PLGA-PEG-COOH from PolySciTech used in development of sialyl-Tn targeted drug-delivery system for treatment of gastric cancer

 

Gastric cancer is a disease in which a tumor forms within the stomach or gastric chambers and is the fourth leading cause of cancer-related deaths worldwide. Researchers at Universidade do Porto (Portugal) used PLGA-PEG-COOH (cat# AI076) from PolySciTech division of Akina, Inc. (www.polyscitech.com) to create Sialyl-Tn targeted nanoparticles for delivery of active pharmaceutical, Foretinib. This research holds promise to provide for improved therapy against gastric cancer in the future. Read more: Diniz, Francisca, Sofia Lamas, Hugo Osório, Paulo Aguiar, Daniela Freitas, Fátima Gartner, Bruno Sarmento, Celso A. Reis, and Joana Gomes. "Nanoparticles targeting Sialyl-Tn for efficient tyrosine kinase inhibitor delivery in gastric cancer." Acta Biomaterialia (2023). https://www.sciencedirect.com/science/article/pii/S1742706123004695

“Abstract: Gastric cancer (GC) is the fourth leading cause of cancer-related deaths worldwide and, therefore, it is urgent to develop new and more efficient therapeutic approaches.

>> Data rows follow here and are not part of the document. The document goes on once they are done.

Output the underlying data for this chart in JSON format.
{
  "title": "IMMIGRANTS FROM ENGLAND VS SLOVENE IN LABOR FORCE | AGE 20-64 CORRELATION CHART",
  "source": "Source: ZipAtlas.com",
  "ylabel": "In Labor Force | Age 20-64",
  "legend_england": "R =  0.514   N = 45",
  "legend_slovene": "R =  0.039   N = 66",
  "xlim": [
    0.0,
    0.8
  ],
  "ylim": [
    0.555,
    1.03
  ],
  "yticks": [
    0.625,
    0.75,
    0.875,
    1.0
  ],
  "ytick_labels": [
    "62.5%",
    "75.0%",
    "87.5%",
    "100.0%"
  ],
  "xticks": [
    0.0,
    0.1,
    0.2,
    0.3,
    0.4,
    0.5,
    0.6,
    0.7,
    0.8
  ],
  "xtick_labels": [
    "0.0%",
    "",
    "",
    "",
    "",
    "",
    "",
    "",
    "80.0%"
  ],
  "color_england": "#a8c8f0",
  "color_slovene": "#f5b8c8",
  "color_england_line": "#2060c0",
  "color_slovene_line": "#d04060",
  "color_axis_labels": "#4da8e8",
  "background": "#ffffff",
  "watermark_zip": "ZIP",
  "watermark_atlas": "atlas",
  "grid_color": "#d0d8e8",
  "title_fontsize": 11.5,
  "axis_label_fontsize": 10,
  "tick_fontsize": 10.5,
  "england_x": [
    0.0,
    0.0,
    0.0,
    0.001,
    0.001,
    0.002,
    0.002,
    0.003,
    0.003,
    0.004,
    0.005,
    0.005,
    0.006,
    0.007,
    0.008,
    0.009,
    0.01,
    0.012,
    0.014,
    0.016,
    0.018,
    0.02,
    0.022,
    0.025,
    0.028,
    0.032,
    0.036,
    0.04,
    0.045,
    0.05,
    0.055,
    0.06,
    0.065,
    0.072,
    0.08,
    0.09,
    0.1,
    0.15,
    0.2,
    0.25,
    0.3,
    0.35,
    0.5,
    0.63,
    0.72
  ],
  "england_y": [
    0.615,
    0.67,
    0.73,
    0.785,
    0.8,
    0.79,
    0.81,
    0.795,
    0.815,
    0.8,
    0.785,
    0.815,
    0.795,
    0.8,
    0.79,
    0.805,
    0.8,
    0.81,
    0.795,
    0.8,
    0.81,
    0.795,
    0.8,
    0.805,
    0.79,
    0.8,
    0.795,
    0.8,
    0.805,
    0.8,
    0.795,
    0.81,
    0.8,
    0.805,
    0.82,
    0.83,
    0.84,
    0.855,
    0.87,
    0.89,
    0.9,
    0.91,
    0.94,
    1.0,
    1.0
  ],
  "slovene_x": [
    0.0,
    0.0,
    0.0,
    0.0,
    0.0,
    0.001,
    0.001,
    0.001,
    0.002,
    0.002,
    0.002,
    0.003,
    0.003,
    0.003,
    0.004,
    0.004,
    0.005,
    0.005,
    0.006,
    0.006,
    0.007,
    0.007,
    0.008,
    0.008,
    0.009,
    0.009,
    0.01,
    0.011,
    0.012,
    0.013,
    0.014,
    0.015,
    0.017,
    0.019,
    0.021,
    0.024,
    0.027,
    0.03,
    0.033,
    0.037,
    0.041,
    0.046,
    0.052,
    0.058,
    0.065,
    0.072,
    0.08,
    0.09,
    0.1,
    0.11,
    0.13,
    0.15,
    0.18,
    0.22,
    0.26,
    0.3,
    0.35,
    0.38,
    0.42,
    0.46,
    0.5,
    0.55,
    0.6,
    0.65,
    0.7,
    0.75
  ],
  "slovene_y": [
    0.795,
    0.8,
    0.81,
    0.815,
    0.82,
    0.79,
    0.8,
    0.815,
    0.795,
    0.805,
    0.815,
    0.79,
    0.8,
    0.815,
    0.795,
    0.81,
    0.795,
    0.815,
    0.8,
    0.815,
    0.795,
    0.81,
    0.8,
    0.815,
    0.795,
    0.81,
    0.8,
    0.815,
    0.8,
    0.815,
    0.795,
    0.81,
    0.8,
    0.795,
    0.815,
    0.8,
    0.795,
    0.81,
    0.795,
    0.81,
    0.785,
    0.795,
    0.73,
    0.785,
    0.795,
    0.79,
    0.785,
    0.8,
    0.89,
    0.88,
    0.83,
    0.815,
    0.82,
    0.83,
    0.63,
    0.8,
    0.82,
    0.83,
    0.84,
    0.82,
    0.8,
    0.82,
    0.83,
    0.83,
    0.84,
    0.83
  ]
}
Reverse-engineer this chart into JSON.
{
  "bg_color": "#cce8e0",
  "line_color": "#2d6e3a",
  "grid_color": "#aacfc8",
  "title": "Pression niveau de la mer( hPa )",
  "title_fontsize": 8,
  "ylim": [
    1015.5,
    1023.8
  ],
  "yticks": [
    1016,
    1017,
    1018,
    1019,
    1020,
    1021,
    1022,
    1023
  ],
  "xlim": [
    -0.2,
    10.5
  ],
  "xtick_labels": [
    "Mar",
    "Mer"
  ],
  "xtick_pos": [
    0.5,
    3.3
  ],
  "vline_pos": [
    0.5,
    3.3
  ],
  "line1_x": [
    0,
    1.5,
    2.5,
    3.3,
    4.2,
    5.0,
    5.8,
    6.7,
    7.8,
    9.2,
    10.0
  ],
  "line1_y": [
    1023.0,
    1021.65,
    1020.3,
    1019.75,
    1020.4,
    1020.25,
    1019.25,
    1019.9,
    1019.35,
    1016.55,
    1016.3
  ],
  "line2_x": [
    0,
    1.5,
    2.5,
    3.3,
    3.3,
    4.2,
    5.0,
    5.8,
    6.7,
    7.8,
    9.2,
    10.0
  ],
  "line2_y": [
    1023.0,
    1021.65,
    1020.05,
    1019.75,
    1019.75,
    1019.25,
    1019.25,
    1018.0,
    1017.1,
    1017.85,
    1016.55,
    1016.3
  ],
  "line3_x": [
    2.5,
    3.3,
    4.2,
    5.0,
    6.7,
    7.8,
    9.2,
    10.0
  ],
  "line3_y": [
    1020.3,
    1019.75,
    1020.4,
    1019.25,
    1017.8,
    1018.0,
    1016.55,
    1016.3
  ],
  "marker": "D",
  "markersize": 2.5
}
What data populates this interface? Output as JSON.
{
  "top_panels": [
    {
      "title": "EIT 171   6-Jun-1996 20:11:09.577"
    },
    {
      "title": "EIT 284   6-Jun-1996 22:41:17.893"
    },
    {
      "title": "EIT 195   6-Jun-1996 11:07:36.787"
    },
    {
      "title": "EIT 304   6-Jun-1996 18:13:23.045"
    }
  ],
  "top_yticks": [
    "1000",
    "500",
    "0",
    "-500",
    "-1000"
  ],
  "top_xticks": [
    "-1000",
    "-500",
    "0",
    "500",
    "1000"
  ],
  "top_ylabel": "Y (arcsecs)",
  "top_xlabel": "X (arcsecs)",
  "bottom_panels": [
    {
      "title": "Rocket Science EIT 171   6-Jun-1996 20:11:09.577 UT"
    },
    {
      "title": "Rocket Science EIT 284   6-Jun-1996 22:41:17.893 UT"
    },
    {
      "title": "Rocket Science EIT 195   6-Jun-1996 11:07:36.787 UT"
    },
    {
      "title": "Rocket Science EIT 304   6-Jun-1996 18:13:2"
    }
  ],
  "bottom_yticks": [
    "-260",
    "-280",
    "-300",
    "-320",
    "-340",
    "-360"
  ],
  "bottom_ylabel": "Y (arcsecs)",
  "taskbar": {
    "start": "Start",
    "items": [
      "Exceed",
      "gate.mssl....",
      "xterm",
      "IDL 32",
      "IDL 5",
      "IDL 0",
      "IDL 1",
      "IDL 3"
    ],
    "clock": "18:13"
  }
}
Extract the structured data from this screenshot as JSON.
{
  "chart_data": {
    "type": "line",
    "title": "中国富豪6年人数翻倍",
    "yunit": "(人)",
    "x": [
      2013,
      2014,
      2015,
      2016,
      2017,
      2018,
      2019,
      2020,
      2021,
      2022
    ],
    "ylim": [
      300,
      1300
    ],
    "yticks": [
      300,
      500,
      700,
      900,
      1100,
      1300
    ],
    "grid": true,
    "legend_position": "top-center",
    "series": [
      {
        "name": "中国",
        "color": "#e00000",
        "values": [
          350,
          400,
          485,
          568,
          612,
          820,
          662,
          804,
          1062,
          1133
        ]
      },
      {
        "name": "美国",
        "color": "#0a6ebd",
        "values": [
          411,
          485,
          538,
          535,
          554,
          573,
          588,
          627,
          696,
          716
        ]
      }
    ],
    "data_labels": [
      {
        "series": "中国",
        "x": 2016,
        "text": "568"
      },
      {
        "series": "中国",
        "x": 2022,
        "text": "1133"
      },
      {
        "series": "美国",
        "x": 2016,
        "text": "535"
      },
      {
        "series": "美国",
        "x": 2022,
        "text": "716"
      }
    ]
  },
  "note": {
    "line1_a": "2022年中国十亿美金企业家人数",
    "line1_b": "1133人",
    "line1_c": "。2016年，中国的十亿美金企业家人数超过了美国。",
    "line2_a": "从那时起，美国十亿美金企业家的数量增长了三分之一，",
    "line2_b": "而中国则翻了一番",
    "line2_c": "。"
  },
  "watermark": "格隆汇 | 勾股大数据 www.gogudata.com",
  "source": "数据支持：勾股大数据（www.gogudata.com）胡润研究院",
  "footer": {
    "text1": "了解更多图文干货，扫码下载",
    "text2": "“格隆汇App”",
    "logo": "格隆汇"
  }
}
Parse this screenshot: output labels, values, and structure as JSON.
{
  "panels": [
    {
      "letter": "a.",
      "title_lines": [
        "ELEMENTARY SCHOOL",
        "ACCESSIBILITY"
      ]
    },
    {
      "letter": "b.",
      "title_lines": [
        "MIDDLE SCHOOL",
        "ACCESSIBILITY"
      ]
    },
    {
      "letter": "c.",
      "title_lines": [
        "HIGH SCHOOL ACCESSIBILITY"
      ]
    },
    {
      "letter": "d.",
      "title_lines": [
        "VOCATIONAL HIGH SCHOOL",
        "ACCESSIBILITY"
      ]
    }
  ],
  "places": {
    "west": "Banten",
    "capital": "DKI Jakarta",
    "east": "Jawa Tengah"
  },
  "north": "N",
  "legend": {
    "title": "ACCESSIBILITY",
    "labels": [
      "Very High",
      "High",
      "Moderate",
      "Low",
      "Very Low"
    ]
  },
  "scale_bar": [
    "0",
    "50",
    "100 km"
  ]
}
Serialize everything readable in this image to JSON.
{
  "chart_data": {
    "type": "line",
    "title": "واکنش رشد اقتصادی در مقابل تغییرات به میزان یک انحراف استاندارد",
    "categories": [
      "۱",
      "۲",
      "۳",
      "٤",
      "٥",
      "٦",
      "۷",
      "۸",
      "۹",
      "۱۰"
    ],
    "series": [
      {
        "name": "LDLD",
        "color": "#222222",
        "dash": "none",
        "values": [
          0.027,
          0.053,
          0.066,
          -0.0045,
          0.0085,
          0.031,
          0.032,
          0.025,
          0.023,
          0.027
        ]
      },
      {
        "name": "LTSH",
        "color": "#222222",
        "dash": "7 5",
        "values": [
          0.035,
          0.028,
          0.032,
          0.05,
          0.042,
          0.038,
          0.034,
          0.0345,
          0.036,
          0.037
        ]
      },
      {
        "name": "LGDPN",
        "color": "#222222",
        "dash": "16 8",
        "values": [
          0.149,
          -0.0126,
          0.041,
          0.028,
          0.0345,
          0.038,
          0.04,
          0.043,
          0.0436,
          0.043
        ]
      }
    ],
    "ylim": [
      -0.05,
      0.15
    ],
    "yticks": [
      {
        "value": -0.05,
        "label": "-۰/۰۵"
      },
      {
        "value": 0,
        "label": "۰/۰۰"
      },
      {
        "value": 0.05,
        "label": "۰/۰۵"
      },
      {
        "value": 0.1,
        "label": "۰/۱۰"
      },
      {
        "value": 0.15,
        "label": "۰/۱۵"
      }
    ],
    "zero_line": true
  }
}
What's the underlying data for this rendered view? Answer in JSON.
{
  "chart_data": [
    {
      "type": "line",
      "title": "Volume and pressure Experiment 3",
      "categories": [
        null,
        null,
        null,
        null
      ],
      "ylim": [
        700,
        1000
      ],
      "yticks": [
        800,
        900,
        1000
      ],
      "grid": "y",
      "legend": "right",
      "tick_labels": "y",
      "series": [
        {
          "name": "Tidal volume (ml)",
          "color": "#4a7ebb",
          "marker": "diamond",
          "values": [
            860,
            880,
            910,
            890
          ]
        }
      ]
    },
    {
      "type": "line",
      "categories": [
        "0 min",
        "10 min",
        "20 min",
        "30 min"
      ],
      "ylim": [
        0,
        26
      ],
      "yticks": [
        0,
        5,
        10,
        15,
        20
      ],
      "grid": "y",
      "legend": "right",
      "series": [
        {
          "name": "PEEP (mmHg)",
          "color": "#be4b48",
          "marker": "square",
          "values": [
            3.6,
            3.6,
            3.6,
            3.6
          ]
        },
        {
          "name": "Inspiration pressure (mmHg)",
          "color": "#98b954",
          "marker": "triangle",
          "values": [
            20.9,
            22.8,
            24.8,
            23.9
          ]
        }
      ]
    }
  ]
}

Foretinib (FRT) is an oral multikinase inhibitor targeting MET (hepatocyte growth factor receptor) and RON (recepteur d'origine nantais) receptors tyrosine kinases (RTK) that has been used in clinical trials for several solid tumors. Targeted uptake of therapeutic polymeric nanoparticles (NPs) represents a powerful approach in cancer cell drug delivery. Previously, a nanodelivery system composed of polymeric NPs functionalized with B72.3 antibody, which targets the tumor-associated antigen Sialyl-Tn (STn), has been developed. Herein, these NPs were loaded with FRT to evaluate its capacity in delivering the drug to multicellular tumors spheroids (MCTS) and mouse models. The data indicated that B72.3 functionalized FRT-loaded PLGA-PEG-COOH NPs (NFB72.3) specifically target GC MCTS expressing the STn glycan (MKN45 SimpleCell (SC) cells), leading to a decrease in phospho RTK activation and reduced cell viability. In vivo evaluation using MKN45 SC xenograft mice revealed that NFB72.3 were able to decrease tumor growth, reduce cell proliferation and tumor necrosis. NFB72.3-treated tumors also showed inactivation of phospho-MET and RON. This study demonstrates the value of using NPs targeting STn for FRT delivery, highlighting its potential as a therapeutic application in GC.”